Um doce que tanto sustenta
É na Rua da Glória que Dona Cida acorda cedo para transformar ingredientes simples e uma parte da casa dela em algo que sustenta a vida. De lá saem cerca de 5 mil sonhos por dia, para todos os cantos da cidade, com vendedores que encontraram ali uma oportunidade de trabalho. A

Fábrica de Sonhos se tornou um grande ponto de referência do bairro, o que é motivo de orgulho para Dona Cida, fundadora do negócio que já tem 15 anos. “Eu me sinto orgulhosa e realizada. Pelo meu trabalho que deu certo e por ajudar tantas pessoas também oferencendo trabalho. Os vendedores tem de todo lugar, mas a equipe aqui dentro é toda de Periperi. Eu só emprego quem mora aqui”, conta dona Cida.
"Eu tenho muito orgulho de morar aqui, e é por isso que nunca saí do bairro. Não vejo minha fábrica em outro lugar, mesmo tanta gente perguntando porque ainda não abri uma filial", completou a empresária.
Mas a verdade é que Periperi acolhe todo mundo, é um bairro acolhedor, e por isso que é um bairro massa!
Cida Araújo
Formação musical e cultural
Fundado por Vera Lacerda em 1990, no coração de Periperi, o Instituto Araketu surgiu com a missão de transformar realidades. Educadora, historiadora e com mestrado em Filosofia, Vera já conhecia de perto os desafios enfrentados pela juventude da região enquanto atuava como diretora do Colégio Castelo Branco.
Preocupada com o avanço do tráfico de drogas e a falta de perspectivas para adolescentes, decidiu criar um espaço que oferecesse educação, arte e profissionalização. O instituto, que nasceu antes mesmo da banda Araketu, foi responsável por capacitar centenas de jovens em cursos como recepção, serviços de bar e cozinha, além de formar músicos que depois integraram o próprio Araketu ou outras bandas da cidade. Fechado há cerca de cinco anos, Vera e sua filha, Alessandra Lacerda, buscam apoio para retomar as atividades, já que elas sabem a importância do espaço para o bairro.

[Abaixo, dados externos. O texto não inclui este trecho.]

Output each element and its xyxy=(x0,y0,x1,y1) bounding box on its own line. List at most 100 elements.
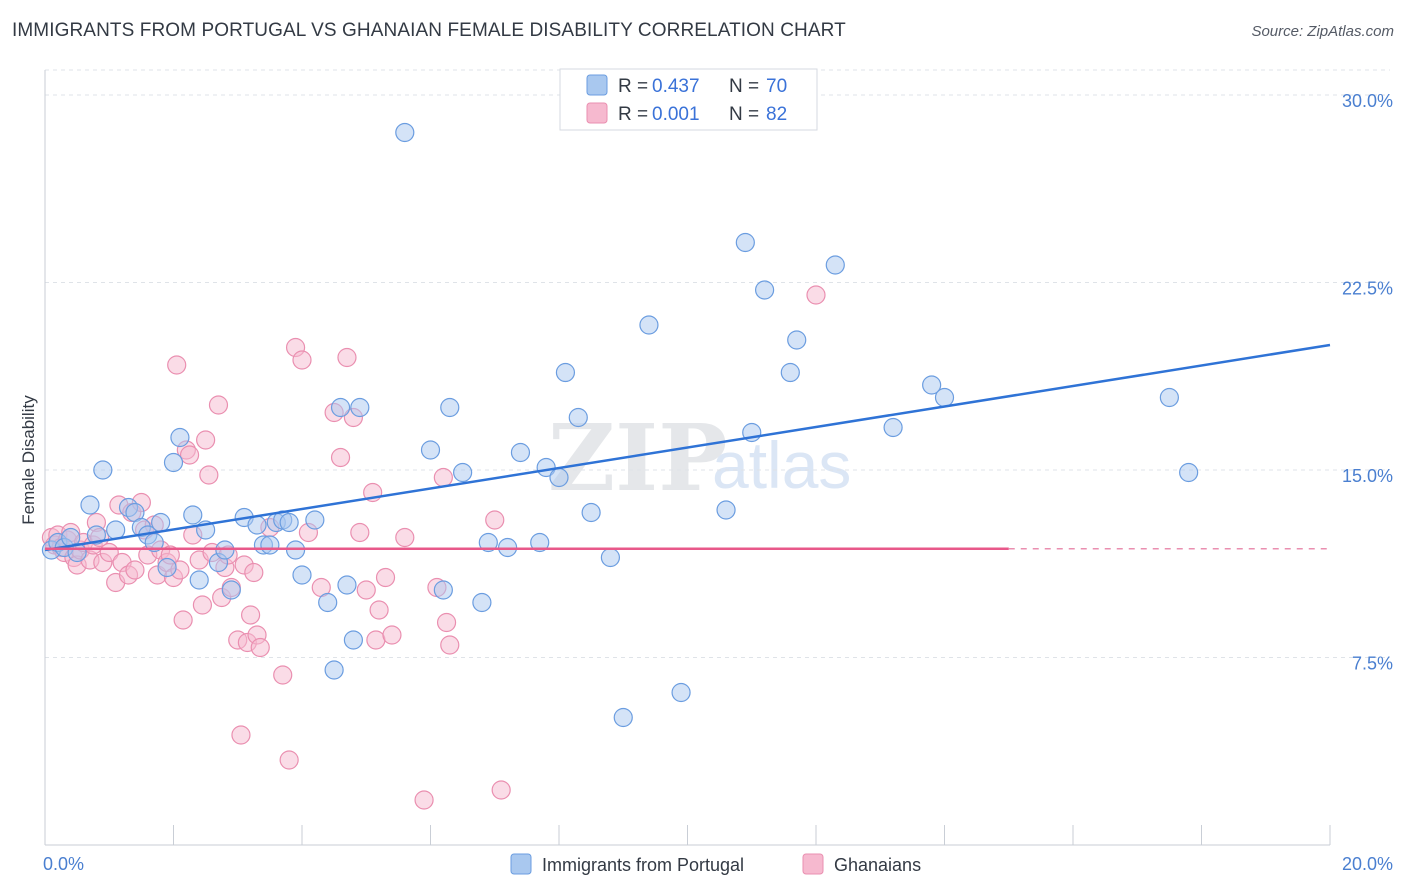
portugal-point xyxy=(1179,462,1199,483)
x-tick-label: 20.0% xyxy=(1342,854,1393,874)
portugal-point xyxy=(93,460,113,480)
ghanaian-point xyxy=(199,465,219,485)
portugal-point xyxy=(478,532,498,553)
portugal-point xyxy=(440,397,460,418)
portugal-point xyxy=(292,565,312,585)
series-legend: Immigrants from Portugal Ghanaians xyxy=(510,853,921,875)
ghanaian-point xyxy=(179,445,200,465)
portugal-point xyxy=(151,512,171,533)
portugal-point xyxy=(600,547,621,568)
correlation-legend: R = 0.437 N = 70 R = 0.001 N = 82 xyxy=(559,68,818,131)
ghanaian-point xyxy=(433,467,453,488)
portugal-trend-line xyxy=(44,343,1331,552)
portugal-point xyxy=(86,525,107,545)
portugal-point xyxy=(163,452,184,473)
ghanaian-point xyxy=(356,580,376,600)
portugal-point xyxy=(324,660,344,680)
portugal-point xyxy=(330,397,351,418)
portugal-point xyxy=(754,280,775,300)
portugal-point xyxy=(510,442,531,463)
legend-r-label-ghanaians: R = xyxy=(618,104,648,125)
portugal-point xyxy=(780,362,800,383)
ghanaian-point xyxy=(485,510,505,530)
legend-r-label-portugal: R = xyxy=(618,76,648,97)
ghanaian-point xyxy=(279,750,299,770)
bottom-legend-label-ghanaians: Ghanaians xyxy=(834,855,921,875)
ghanaian-point xyxy=(330,447,351,468)
ghanaian-point xyxy=(292,350,312,370)
portugal-point xyxy=(318,592,338,613)
ghanaian-point xyxy=(196,430,216,450)
ghanaian-point xyxy=(440,635,460,655)
y-tick-label: 22.5% xyxy=(1342,279,1393,299)
portugal-point xyxy=(305,510,325,530)
portugal-point xyxy=(922,375,942,395)
portugal-point xyxy=(555,362,576,383)
bottom-legend-swatch-portugal xyxy=(510,853,532,875)
ghanaian-point xyxy=(436,612,457,633)
portugal-point xyxy=(825,255,845,275)
portugal-point xyxy=(453,462,473,483)
portugal-point xyxy=(934,387,955,408)
portugal-point xyxy=(279,512,299,533)
ghanaian-point xyxy=(244,562,264,583)
ghanaian-point xyxy=(231,725,251,745)
portugal-point xyxy=(337,575,357,595)
ghanaian-point xyxy=(395,527,415,548)
portugal-point xyxy=(343,630,363,650)
y-tick-label: 30.0% xyxy=(1342,91,1393,111)
portugal-point xyxy=(613,707,633,728)
y-axis-title: Female Disability xyxy=(19,395,38,525)
portugal-point xyxy=(395,122,415,143)
portugal-point xyxy=(581,502,601,523)
ghanaian-point xyxy=(491,780,511,800)
portugal-point xyxy=(472,592,492,613)
y-tick-label: 7.5% xyxy=(1352,654,1393,674)
ghanaian-point xyxy=(167,355,187,375)
legend-r-value-portugal: 0.437 xyxy=(652,76,700,97)
ghanaian-point xyxy=(350,522,370,543)
tick-labels: 7.5% 15.0% 22.5% 30.0% 0.0% 20.0% xyxy=(43,91,1393,874)
legend-swatch-ghanaians xyxy=(586,102,608,124)
portugal-point xyxy=(568,407,588,428)
portugal-point xyxy=(639,315,659,335)
ghanaian-point xyxy=(382,625,402,645)
portugal-point xyxy=(1159,387,1179,408)
ghanaian-point xyxy=(414,790,434,810)
legend-n-value-portugal: 70 xyxy=(766,76,787,97)
portugal-point xyxy=(549,467,569,488)
portugal-point xyxy=(671,682,691,703)
portugal-point xyxy=(183,505,203,525)
bottom-legend-label-portugal: Immigrants from Portugal xyxy=(542,855,744,875)
ghanaian-point xyxy=(375,567,396,588)
ghanaian-point xyxy=(192,595,213,615)
portugal-point xyxy=(735,232,755,253)
legend-r-value-ghanaians: 0.001 xyxy=(652,104,700,125)
ghanaian-point xyxy=(250,637,270,658)
portugal-point xyxy=(157,557,177,578)
portugal-point xyxy=(189,570,209,590)
ghanaian-point xyxy=(173,610,193,630)
ghanaian-point xyxy=(337,347,357,368)
ghanaian-point xyxy=(366,630,386,650)
portugal-point xyxy=(247,515,267,535)
legend-n-label-portugal: N = xyxy=(729,76,759,97)
portugal-point xyxy=(260,535,280,555)
source-credit: Source: ZipAtlas.com xyxy=(1251,23,1394,40)
portugal-point xyxy=(170,427,190,448)
ghanaian-point xyxy=(241,605,261,625)
portugal-point xyxy=(221,580,241,600)
trend-lines xyxy=(44,343,1331,552)
portugal-point xyxy=(530,532,550,553)
x-tick-label: 0.0% xyxy=(43,854,84,874)
ghanaian-point xyxy=(369,600,389,620)
ghanaian-point xyxy=(273,665,293,685)
watermark: ZIP atlas xyxy=(548,404,851,512)
portugal-point xyxy=(433,580,453,600)
legend-n-value-ghanaians: 82 xyxy=(766,104,787,125)
ghanaian-point xyxy=(125,560,145,580)
axes xyxy=(44,70,1331,846)
ghanaian-point xyxy=(208,395,229,415)
legend-swatch-portugal xyxy=(586,74,608,96)
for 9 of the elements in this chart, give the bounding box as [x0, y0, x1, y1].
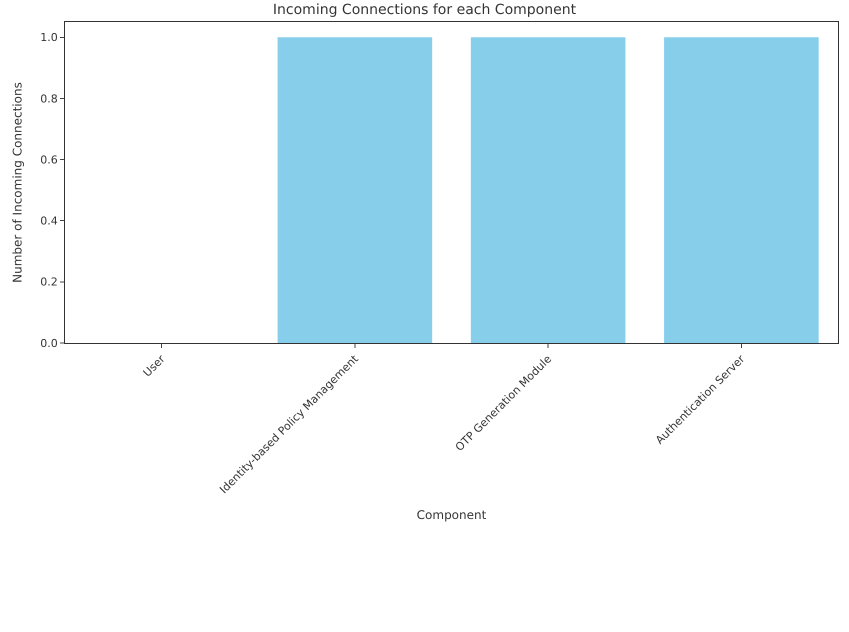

"Muitos músicos da banda Araketu foram formados no Instituto. Tiramos muitas crianças da rua”, conta Vera. “Então vai ser muito importante para Periperi e para todo o Subúrbio a retomada”, concluiu. “Os meninos formados aqui hoje têm filhos adolescentes e querem que eles tenham a mesma chance", diz Alessandra.